Another way of classifying hemolytic anemia is to think about intravascular and extravascular hemolysis. Extravascular hemolysis releases free hemoglobin into the circualtion and causes renal failure accompanied by severe symptoms. The cause are incopatible blood transfusion, paroxysmal cold hemoglobinuria and paroxysmal nocturnal hemoglobinuria, microangiopathic hemolytic anemias, fresh water drowning, some toxins, severe G-6PD deficiency especially after some drugs or beans, severe AIHA, some forms of unstable hemoglobinopathies, and march hemoglobinuria. This last is caused by the squashing of red blood cells in the small vessels of the feet as they slap against the tarmac. It is a problem in long distance runners and schizophrenics who repeatedly slap their heads with the palms of their hands! All the rest are intravascular hemolytic anemias.
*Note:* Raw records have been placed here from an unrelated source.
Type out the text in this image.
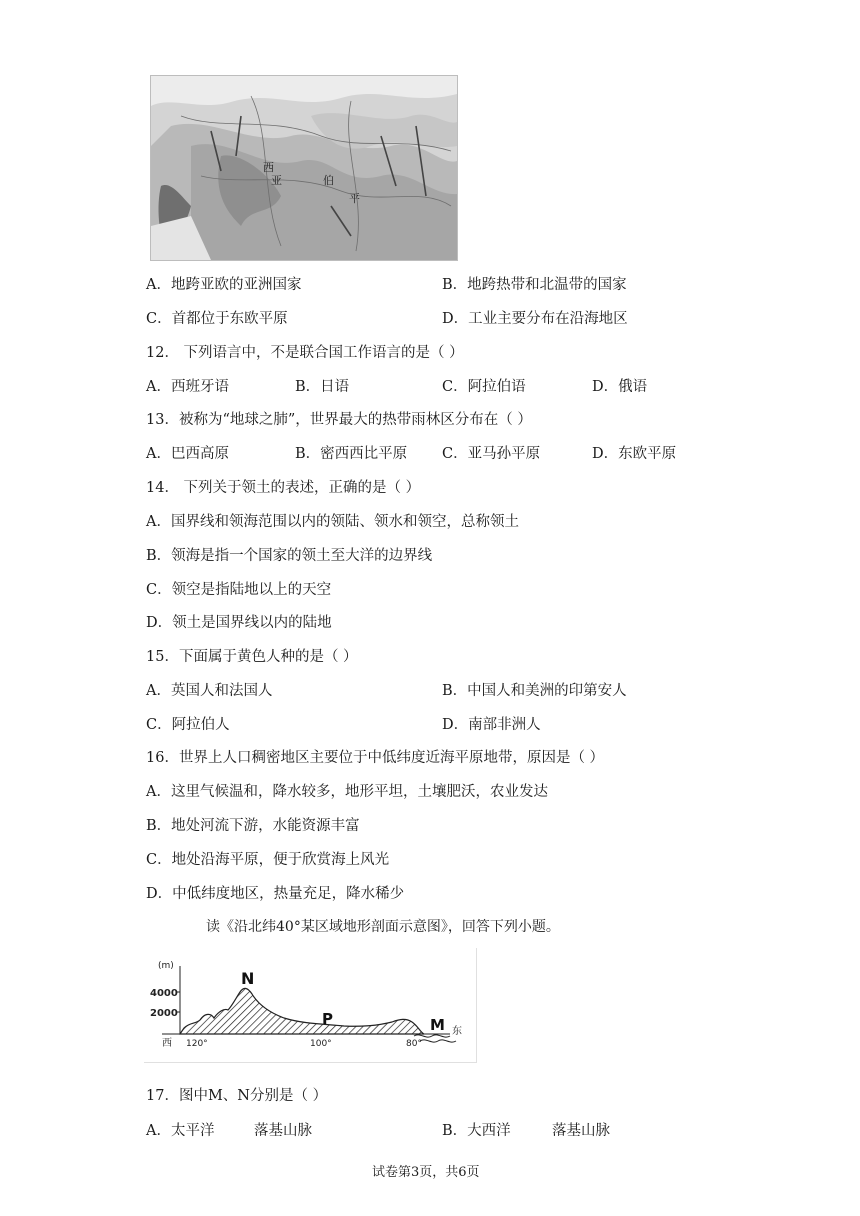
亚
西
伯
平
A．地跨亚欧的亚洲国家	B．地跨热带和北温带的国家
C．首都位于东欧平原	D．工业主要分布在沿海地区
12． 下列语言中，不是联合国工作语言的是（ ）
A．西班牙语	B．日语	C．阿拉伯语	D．俄语
13．被称为“地球之肺”，世界最大的热带雨林区分布在（ ）
A．巴西高原	B．密西西比平原 C．亚马孙平原	D．东欧平原
14． 下列关于领土的表述，正确的是（ ）
A．国界线和领海范围以内的领陆、领水和领空，总称领土
B．领海是指一个国家的领土至大洋的边界线
C．领空是指陆地以上的天空
D．领土是国界线以内的陆地
15．下面属于黄色人种的是（ ）
A．英国人和法国人	B．中国人和美洲的印第安人
C．阿拉伯人	D．南部非洲人
16．世界上人口稠密地区主要位于中低纬度近海平原地带，原因是（ ）
A．这里气候温和，降水较多，地形平坦，土壤肥沃，农业发达
B．地处河流下游，水能资源丰富
C．地处沿海平原，便于欣赏海上风光
D．中低纬度地区，热量充足，降水稀少
读《沿北纬40°某区域地形剖面示意图》，回答下列小题。
(m)
4000
2000
N
P	M
西
东
120°	100°	80°
17．图中M、N分别是（ ）
A．太平洋	落基山脉	B．大西洋	落基山脉
试卷第3页，共6页
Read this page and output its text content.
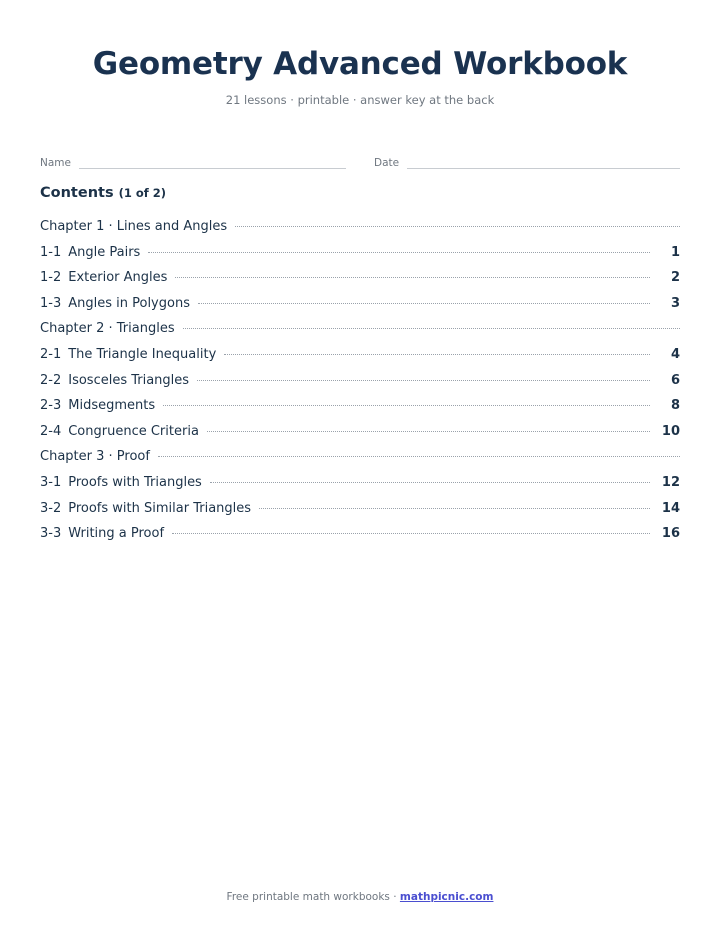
Geometry Advanced Workbook
21 lessons · printable · answer key at the back
Name	Date
Contents (1 of 2)
Chapter 1 · Lines and Angles
1-1 Angle Pairs	1
1-2 Exterior Angles	2
1-3 Angles in Polygons	3
Chapter 2 · Triangles
2-1 The Triangle Inequality	4
2-2 Isosceles Triangles	6
2-3 Midsegments	8
2-4 Congruence Criteria	10
Chapter 3 · Proof
3-1 Proofs with Triangles	12
3-2 Proofs with Similar Triangles	14
3-3 Writing a Proof	16
Free printable math workbooks · mathpicnic.com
Yet another way of classifying hemolytic anemias is by what you see down the microscope. Spherocytes are formed when bits of membrane are chewed off. it happens mostly in the spleen to red cells coated with antibody, or with a membrane lacking the protein spectrin or to cells whose membrane has been damaged by the enzyme lecithinase, produced by the bacterium Clostridium Welchii. The cell assumes the shape with the largest volume and the smallest surface area, namely a sphere. The exit doors from the spleen are only two microns wide, but a sphere cannot squeeze itself through so small a gap, the way that a biconcave disc can, so spherocytes are doomed to a splenic death.
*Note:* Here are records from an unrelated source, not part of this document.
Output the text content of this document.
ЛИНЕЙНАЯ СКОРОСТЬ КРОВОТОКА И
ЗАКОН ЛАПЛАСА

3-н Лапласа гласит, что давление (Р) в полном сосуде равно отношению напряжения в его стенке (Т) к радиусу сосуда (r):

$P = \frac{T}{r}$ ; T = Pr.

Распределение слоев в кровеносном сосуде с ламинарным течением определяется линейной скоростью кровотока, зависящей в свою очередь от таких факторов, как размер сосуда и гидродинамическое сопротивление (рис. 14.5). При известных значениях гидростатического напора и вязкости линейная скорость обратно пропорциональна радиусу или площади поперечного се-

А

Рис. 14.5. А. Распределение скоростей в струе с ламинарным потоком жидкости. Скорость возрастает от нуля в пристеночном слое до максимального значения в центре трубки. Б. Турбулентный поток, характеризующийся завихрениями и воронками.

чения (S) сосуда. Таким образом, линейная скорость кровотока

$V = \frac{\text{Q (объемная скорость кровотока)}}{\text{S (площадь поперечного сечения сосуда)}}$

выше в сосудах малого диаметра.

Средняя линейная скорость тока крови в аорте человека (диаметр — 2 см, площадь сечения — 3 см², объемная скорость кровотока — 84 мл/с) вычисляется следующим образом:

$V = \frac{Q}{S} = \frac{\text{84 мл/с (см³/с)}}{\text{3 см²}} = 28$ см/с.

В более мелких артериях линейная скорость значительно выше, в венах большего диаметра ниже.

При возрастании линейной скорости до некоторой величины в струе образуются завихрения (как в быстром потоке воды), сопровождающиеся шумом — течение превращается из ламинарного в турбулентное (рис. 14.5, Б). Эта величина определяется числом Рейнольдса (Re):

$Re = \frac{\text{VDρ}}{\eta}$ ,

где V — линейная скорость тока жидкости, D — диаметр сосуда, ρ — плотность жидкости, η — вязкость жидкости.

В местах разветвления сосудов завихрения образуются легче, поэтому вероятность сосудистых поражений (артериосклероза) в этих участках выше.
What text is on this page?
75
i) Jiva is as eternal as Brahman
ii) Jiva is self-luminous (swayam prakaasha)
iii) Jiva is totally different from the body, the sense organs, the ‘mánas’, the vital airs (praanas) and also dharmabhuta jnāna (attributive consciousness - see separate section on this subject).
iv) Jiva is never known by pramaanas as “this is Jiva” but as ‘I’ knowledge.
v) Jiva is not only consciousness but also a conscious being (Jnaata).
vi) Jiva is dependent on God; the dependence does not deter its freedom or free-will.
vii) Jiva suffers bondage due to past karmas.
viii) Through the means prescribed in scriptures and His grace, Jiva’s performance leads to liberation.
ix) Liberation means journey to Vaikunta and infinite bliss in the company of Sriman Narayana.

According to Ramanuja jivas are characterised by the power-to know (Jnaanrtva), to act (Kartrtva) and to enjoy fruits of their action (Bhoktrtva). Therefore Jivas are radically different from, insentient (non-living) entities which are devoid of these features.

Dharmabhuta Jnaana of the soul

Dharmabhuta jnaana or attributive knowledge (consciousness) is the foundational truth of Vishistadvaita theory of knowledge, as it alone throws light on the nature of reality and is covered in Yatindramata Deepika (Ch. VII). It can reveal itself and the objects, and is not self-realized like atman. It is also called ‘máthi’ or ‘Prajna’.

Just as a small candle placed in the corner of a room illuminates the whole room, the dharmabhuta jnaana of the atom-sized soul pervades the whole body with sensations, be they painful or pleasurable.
Fragmented cells are seen in anemias where the red cells are mechanically damaged. this can be from fibrin strands in the circulation, such as occur in disseminated intravacular coagulation and microangiopathic hemolytic anemias (thrombotic thrombocytopenic purpura, hemolytic uremic syndrome, malignant hypertension, toxemia of pregnancy, meningococcal septicemia) or by mechanical heart valves or arterial grafts. The anemia can be acute (and usually intravascular) or chronic (also intravascular but without the symptoms) and likely to result in iron deficiency with stainable iron in the urine.

1 comment:

Barbara said...

Dr. Hamblin,

I'm enjoying your anemia topics very much. I was diagnosed with CAD 1 1/2 yrs ago along with an underlying low grade B-cell lymphoma. It's been hard to wrap my mind around AIHA and cold agglutinins, let alone explain them to my family and friends.

Your articles are a God-send. Bless you!